By Professor Damon L. Fordham, MA
When people tend to walk or drive down Ashley Avenue and Fishburne Street on Charleston’s West Side, they tend to notice a tree that divides the middle of the street. Most young people and visitors to Charleston do not know the significance of that tree, but the older African Americans and historians know it as “The Hanging Tree.”
Some believe that this tree was where Denmark Vesey and his enslaved rebels were hanged. For those not familiar with the Vesey story, Denmark Vesey purchased his own freedom in Charleston in 1800, with the winnings of a lottery, from his former master. After becoming a free man, Vesey was also a carpenter who encouraged local blacks to revolt against slavery by burning down houses in Charleston and shooting the masters as they escaped their homes. His plot was betrayed by a “house slave” named Peter Prioleau and a former friend named George Wilson. Vesey and 34 of his followers were hanged in the summer of 1822. The trial record states that Vesey was hanged at “Blake’s Lands near Charleston,” which, according to biographer Douglas Edgerton, was a nearby swampland. However, some of the other Vesey rebels were stated by the trial record to have been hanged at “The Lines near Charleston,” which could possibly refer to what is now Line Street, which is near the intersection at Ashley Avenue where the tree exists.
While it is not clear if the Vesey Rebels were hanged at the hanging tree, there is evidence of Charleston slaves who were in fact executed there.
In the 1930s, Augustus Ladson was a black Charlestonian who taught at South Carolina State College in Orangeburg. He also collected the stories of former slaves and other elderly blacks of Charleston and the surrounding area for the Works Progress Administration under President Franklin Roosevelt. One of the formerly enslaved elders he interviewed was Elijah Green, who was born in 1843 and witnessed much of Charleston’s history. One matter he addressed was the hanging tree, and he told the following story to Mr. Ladson in 1937.

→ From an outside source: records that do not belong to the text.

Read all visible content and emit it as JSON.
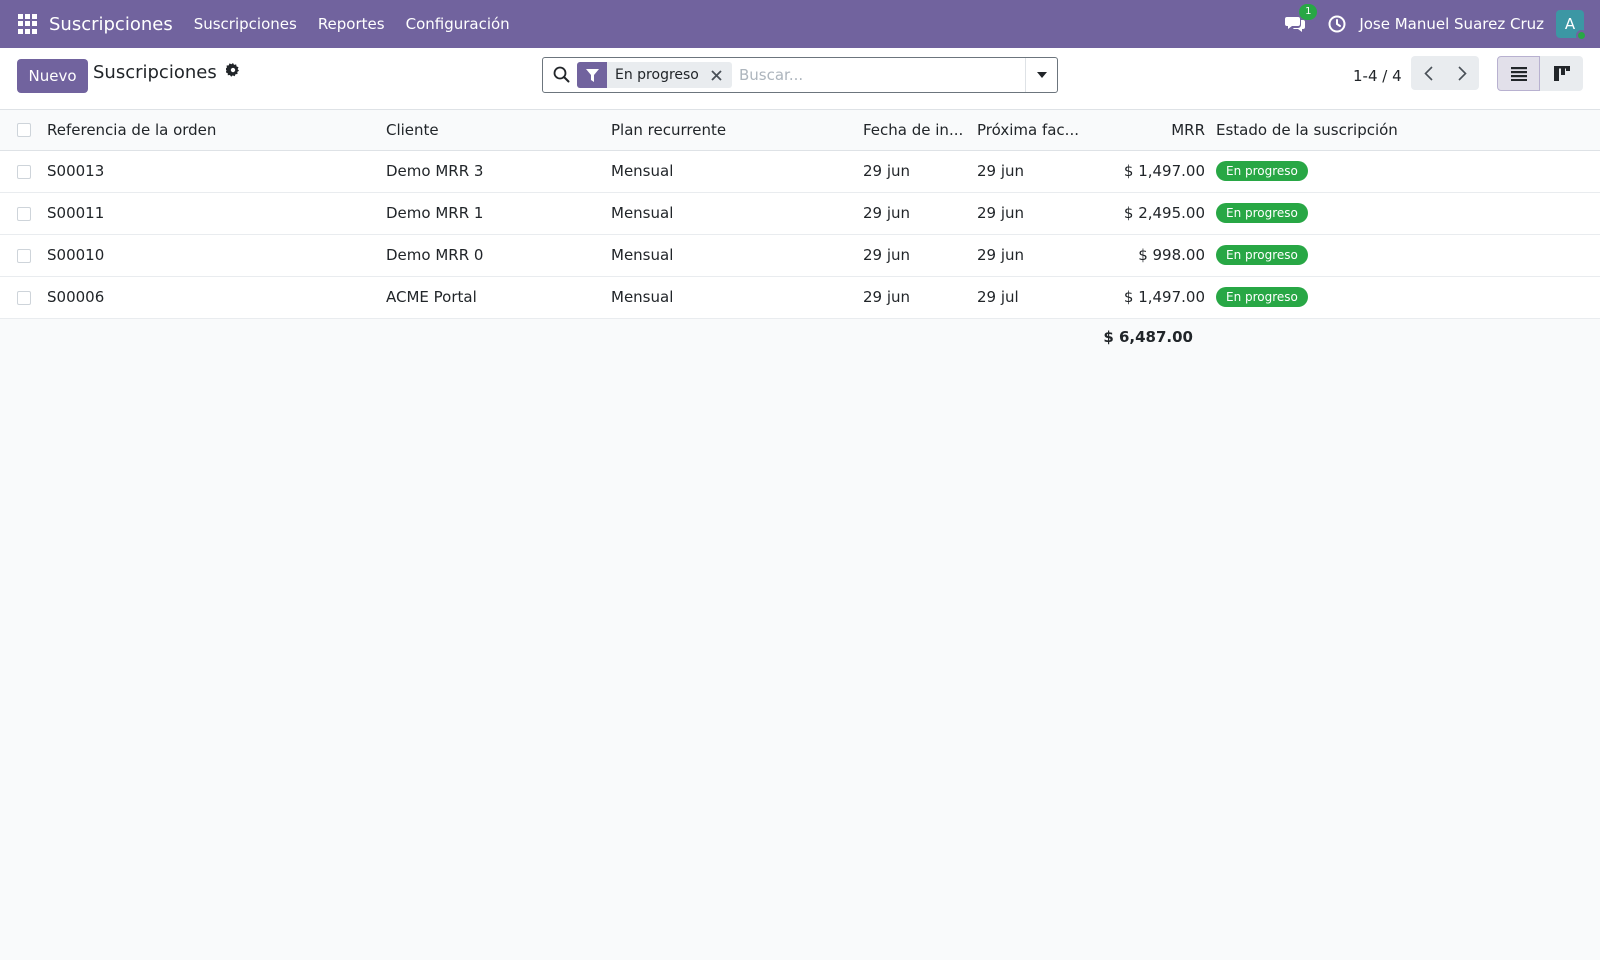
{
  "navbar": {
    "brand": "Suscripciones",
    "menu": [
      "Suscripciones",
      "Reportes",
      "Configuración"
    ],
    "chat_count": "1",
    "user_name": "Jose Manuel Suarez Cruz",
    "avatar_letter": "A"
  },
  "control_panel": {
    "new_button": "Nuevo",
    "title": "Suscripciones",
    "facet_label": "En progreso",
    "search_placeholder": "Buscar...",
    "pager": "1-4 / 4"
  },
  "table": {
    "columns": [
      "Referencia de la orden",
      "Cliente",
      "Plan recurrente",
      "Fecha de in...",
      "Próxima fac...",
      "MRR",
      "Estado de la suscripción"
    ],
    "rows": [
      {
        "ref": "S00013",
        "client": "Demo MRR 3",
        "plan": "Mensual",
        "start": "29 jun",
        "next": "29 jun",
        "mrr": "$ 1,497.00",
        "state": "En progreso"
      },
      {
        "ref": "S00011",
        "client": "Demo MRR 1",
        "plan": "Mensual",
        "start": "29 jun",
        "next": "29 jun",
        "mrr": "$ 2,495.00",
        "state": "En progreso"
      },
      {
        "ref": "S00010",
        "client": "Demo MRR 0",
        "plan": "Mensual",
        "start": "29 jun",
        "next": "29 jun",
        "mrr": "$ 998.00",
        "state": "En progreso"
      },
      {
        "ref": "S00006",
        "client": "ACME Portal",
        "plan": "Mensual",
        "start": "29 jun",
        "next": "29 jul",
        "mrr": "$ 1,497.00",
        "state": "En progreso"
      }
    ],
    "total_mrr": "$ 6,487.00"
  },
  "colors": {
    "primary": "#71639e",
    "success": "#28a745"
  }
}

The first two people that was hung in Charleston was Harry and Janie, slaves of Mr. Christopher Black. Mr. Black had them whipped and they (Harry and Janie) planned to kill the whole family. They poisoned the breakfast one morning and if two of the family members hadn’t overslept, they too would have been dead. The others died almost instantly. An investigation was made and the two slaves were hung on that big oak tree on Ashley Avenue.
So whenever people pass by the hanging tree today, they could tell visitors and children the above stories as an example of the fact that while slavery killed the spirits of many people, it did not do so for all. These stories and this tree remain as evidence there were those who stood tall and fought openly to live as full human beings.